L’auteure de « Sainte colère » ne se paie pas de mots. Elle sait au plus intime d’elle-même de quoi il retourne, connaît bien la quête désespérée de justice qui se cache derrière l’explosion de colère. « Comment Dieu a-t-il permis cela ? » Question vertigineuse dont il ne faut surtout pas faire l’économie. La peur de l’affrontement avec soi, avec ceux par qui le malheur arrive, mais aussi avec Dieu, peut avoir des effets bien plus dévastateurs qu’une rage refoulée. Il vaut mieux, estime Lytta Basset, affronter Dieu dans un face à face, si douloureux soit-il, plutôt que de se couper de l’Autre. « Quelle que soit notre colère, Dieu reste Dieu, il y a quelqu’un en face de soi ! Rien n’est plus toxique qu’une colère censurée qui parasite la relation à soi-même, aux autres et la relation à Dieu, car elle empêche la guérison ».

La colère apparaît à la théologienne comme un véritable facteur de changement personnel, mobilisant des forces insoupçonnées en vue d’une vie différente que celle qu’on s’était imaginée. Pour l’auteur, assumer sa souffrance aboutit à se redresser, à être debout face à l’autre par lequel on a été terrassé, à se distinguer de lui. « Sans cette prise de conscience de ce dont on est capable, sans cette vérification de sa propre puissance par l’affrontement avec l’autre, on garde toujours un doute sur sa capacité à faire face au tragique ». Une sainte colère fait accéder l’humain à son noyau dur.

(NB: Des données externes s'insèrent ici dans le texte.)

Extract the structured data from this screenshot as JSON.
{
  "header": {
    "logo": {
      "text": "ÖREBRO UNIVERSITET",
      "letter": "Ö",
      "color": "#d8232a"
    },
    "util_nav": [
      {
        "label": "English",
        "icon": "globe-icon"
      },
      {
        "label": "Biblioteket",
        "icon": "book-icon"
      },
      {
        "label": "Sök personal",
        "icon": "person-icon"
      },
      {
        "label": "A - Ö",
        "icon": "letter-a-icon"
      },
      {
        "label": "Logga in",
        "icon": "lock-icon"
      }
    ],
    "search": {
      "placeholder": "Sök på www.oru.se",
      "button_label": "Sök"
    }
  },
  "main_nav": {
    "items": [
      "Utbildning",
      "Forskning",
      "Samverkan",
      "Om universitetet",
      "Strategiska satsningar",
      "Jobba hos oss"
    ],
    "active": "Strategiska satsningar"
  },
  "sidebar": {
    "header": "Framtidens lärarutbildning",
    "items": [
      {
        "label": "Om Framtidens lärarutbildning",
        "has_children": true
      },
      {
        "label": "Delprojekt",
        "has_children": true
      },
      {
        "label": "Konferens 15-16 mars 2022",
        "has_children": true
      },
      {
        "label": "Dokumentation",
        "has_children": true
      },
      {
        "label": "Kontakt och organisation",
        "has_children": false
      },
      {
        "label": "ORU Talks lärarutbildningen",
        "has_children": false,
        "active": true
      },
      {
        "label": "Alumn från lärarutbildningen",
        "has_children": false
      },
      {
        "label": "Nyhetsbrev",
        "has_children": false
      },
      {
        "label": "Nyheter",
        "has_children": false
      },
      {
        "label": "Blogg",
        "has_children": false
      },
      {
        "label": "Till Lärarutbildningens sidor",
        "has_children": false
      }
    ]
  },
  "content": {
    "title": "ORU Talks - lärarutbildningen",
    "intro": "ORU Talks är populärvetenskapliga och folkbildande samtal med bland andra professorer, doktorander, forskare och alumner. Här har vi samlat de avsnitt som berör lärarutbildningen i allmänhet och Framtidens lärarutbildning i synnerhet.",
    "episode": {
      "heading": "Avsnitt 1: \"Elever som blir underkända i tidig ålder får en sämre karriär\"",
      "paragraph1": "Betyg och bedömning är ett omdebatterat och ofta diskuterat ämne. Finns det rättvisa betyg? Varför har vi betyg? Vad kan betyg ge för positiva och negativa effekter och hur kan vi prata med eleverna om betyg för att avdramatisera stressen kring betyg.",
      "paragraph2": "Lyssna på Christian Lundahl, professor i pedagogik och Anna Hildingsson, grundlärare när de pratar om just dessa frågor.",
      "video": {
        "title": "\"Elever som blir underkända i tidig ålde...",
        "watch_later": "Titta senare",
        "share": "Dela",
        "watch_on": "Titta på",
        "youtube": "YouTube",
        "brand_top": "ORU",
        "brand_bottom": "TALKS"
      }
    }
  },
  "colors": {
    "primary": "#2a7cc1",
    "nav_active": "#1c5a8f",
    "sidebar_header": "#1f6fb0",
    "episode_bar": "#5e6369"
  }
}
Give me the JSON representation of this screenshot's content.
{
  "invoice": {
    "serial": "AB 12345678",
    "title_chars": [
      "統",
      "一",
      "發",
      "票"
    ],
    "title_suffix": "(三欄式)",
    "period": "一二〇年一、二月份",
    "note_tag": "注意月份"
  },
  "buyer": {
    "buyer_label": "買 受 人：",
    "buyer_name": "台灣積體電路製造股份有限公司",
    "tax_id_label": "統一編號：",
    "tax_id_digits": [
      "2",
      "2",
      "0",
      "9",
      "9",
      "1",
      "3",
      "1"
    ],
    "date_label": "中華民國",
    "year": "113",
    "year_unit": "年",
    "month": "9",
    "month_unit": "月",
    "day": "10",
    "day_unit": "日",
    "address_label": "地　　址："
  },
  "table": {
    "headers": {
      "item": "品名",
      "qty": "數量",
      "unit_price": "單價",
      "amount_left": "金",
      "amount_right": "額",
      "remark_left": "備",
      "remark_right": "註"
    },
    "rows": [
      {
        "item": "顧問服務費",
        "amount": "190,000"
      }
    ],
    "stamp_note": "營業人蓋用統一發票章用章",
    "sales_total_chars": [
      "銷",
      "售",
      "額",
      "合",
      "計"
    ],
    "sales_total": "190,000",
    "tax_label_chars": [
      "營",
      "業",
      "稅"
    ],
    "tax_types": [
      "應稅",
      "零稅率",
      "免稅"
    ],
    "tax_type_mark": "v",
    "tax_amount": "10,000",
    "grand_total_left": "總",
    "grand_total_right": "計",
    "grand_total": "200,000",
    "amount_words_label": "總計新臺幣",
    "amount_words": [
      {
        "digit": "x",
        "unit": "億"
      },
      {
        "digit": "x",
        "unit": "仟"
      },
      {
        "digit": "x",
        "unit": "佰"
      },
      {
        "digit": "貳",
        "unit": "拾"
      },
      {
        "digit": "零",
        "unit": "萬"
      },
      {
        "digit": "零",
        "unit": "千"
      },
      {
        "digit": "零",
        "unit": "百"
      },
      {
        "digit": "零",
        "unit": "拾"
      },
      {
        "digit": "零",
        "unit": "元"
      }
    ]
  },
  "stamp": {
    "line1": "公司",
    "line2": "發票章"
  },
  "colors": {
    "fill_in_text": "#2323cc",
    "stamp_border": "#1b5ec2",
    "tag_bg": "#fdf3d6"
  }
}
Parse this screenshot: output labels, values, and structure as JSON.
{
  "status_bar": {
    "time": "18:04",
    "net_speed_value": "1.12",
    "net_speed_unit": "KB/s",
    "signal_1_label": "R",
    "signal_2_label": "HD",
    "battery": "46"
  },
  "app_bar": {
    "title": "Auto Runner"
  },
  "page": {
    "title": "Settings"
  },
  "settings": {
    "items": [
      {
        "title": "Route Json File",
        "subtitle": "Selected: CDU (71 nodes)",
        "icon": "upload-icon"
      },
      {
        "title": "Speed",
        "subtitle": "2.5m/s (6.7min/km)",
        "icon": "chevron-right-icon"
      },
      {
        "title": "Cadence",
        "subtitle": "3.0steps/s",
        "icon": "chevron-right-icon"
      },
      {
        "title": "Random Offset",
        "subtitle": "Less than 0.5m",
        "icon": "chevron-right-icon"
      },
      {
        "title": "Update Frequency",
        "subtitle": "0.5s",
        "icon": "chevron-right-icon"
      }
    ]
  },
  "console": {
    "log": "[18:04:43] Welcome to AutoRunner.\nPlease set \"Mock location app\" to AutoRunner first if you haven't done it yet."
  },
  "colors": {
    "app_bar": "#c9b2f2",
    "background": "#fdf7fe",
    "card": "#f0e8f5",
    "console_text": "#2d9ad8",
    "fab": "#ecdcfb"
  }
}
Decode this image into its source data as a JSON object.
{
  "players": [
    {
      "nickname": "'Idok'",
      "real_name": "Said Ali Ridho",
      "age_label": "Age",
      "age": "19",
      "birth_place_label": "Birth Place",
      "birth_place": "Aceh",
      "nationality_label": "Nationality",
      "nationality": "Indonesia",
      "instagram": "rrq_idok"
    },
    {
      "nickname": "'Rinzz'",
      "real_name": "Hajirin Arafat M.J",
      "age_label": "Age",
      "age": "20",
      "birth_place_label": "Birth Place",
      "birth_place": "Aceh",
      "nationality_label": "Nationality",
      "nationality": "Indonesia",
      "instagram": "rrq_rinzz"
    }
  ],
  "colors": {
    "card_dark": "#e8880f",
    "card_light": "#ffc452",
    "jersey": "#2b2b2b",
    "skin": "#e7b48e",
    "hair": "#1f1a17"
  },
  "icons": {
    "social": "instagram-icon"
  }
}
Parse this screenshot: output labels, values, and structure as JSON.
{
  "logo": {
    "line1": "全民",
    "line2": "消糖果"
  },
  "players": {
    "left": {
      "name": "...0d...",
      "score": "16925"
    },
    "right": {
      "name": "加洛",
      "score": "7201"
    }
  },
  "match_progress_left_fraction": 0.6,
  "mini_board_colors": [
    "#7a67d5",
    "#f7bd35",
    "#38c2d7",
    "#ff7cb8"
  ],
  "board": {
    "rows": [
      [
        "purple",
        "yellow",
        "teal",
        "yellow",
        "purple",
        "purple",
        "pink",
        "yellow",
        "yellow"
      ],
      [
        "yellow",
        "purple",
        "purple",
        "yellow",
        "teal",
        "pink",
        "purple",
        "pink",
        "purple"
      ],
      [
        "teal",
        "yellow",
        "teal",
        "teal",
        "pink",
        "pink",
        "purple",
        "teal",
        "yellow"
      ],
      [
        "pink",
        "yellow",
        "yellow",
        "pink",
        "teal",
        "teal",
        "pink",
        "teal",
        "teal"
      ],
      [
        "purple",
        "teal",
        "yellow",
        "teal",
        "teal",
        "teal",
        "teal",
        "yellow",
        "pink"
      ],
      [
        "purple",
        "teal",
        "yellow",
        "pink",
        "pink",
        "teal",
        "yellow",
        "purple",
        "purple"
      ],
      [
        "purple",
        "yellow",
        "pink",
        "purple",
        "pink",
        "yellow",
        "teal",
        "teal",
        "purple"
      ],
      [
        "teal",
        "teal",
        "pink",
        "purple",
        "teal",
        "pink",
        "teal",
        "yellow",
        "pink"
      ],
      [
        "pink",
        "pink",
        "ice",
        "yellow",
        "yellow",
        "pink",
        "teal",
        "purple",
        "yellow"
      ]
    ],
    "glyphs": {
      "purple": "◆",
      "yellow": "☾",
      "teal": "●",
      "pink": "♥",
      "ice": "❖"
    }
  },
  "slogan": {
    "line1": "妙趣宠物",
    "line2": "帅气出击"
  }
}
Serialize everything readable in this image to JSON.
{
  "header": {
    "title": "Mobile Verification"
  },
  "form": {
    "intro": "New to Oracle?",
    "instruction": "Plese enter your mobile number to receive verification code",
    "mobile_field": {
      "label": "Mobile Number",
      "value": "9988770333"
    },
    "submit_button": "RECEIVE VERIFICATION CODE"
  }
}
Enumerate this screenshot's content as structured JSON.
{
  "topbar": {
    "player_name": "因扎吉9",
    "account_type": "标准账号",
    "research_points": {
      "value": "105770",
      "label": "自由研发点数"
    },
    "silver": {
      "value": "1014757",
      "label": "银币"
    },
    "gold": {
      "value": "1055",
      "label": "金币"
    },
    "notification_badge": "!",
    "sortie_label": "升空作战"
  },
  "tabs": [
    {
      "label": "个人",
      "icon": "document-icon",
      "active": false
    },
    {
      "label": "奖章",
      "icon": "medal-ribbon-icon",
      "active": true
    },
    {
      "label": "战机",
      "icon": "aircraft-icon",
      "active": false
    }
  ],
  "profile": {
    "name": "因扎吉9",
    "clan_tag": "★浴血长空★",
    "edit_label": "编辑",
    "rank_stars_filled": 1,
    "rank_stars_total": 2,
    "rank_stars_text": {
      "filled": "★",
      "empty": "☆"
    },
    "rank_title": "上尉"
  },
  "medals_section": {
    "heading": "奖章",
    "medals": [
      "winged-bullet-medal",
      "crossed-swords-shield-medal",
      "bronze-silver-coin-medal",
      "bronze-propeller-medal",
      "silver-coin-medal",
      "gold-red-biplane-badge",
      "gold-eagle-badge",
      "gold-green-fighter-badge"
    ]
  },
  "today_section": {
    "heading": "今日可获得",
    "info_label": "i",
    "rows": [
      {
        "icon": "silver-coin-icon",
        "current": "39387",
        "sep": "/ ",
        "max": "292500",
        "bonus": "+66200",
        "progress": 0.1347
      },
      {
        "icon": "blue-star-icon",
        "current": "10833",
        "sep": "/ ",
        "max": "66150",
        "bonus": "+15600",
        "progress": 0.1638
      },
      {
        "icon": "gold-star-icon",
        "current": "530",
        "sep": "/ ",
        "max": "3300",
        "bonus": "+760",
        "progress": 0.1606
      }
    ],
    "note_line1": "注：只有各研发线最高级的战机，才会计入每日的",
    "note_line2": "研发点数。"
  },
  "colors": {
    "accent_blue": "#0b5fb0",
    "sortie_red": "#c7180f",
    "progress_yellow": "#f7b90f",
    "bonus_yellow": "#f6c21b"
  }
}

Lytta Basset ancre sa dlongue démonstration dans les textes bibliques, à travers l’analyse de l’histoire de Caïn, de Jacob et de Job. Elle relève que quand Jacob combat avec l’ange au gué du Yabbocq ou lorsque Jésus rappelle qu’il n’est pas venu apporter la paix, la relation à Dieu connaît des moments d’une violence structurante. Lytta Basset se réfère constamment au Livre de Job, pour rappeler le moment précis où il finit par relever la tête, pour regarder Dieu dans les yeux et assumer sa colère. Il finira par découvrir la bienveillance de l’Autre.

Le face à face, aussi difficile et exigeant soit-il, est de l’ordre du divin. Pour Lytta Basset, se risquer à la relation avec son ennemi, avec soi-même et avec Dieu, entraîne la reconnaissance de sa propre violence et de sa propre d’ombre. « Refuser de voir sa propre violence, c’est se mentir à soi-même. Refuser de voir la violence subie en la banalisant, c’est aussi se mentir. « Accéder à notre vérité profonde est le seul moyen d’être rendu juste et de rendre justice à autrui ». La sagesse d’Esaïe est utile aujourd’hui encore.

§«Lytta Basset, « Sainte colère, Jacob, Job Jésus », éd. Bayard/Labor et Fides, 325 pages, novembre 2002.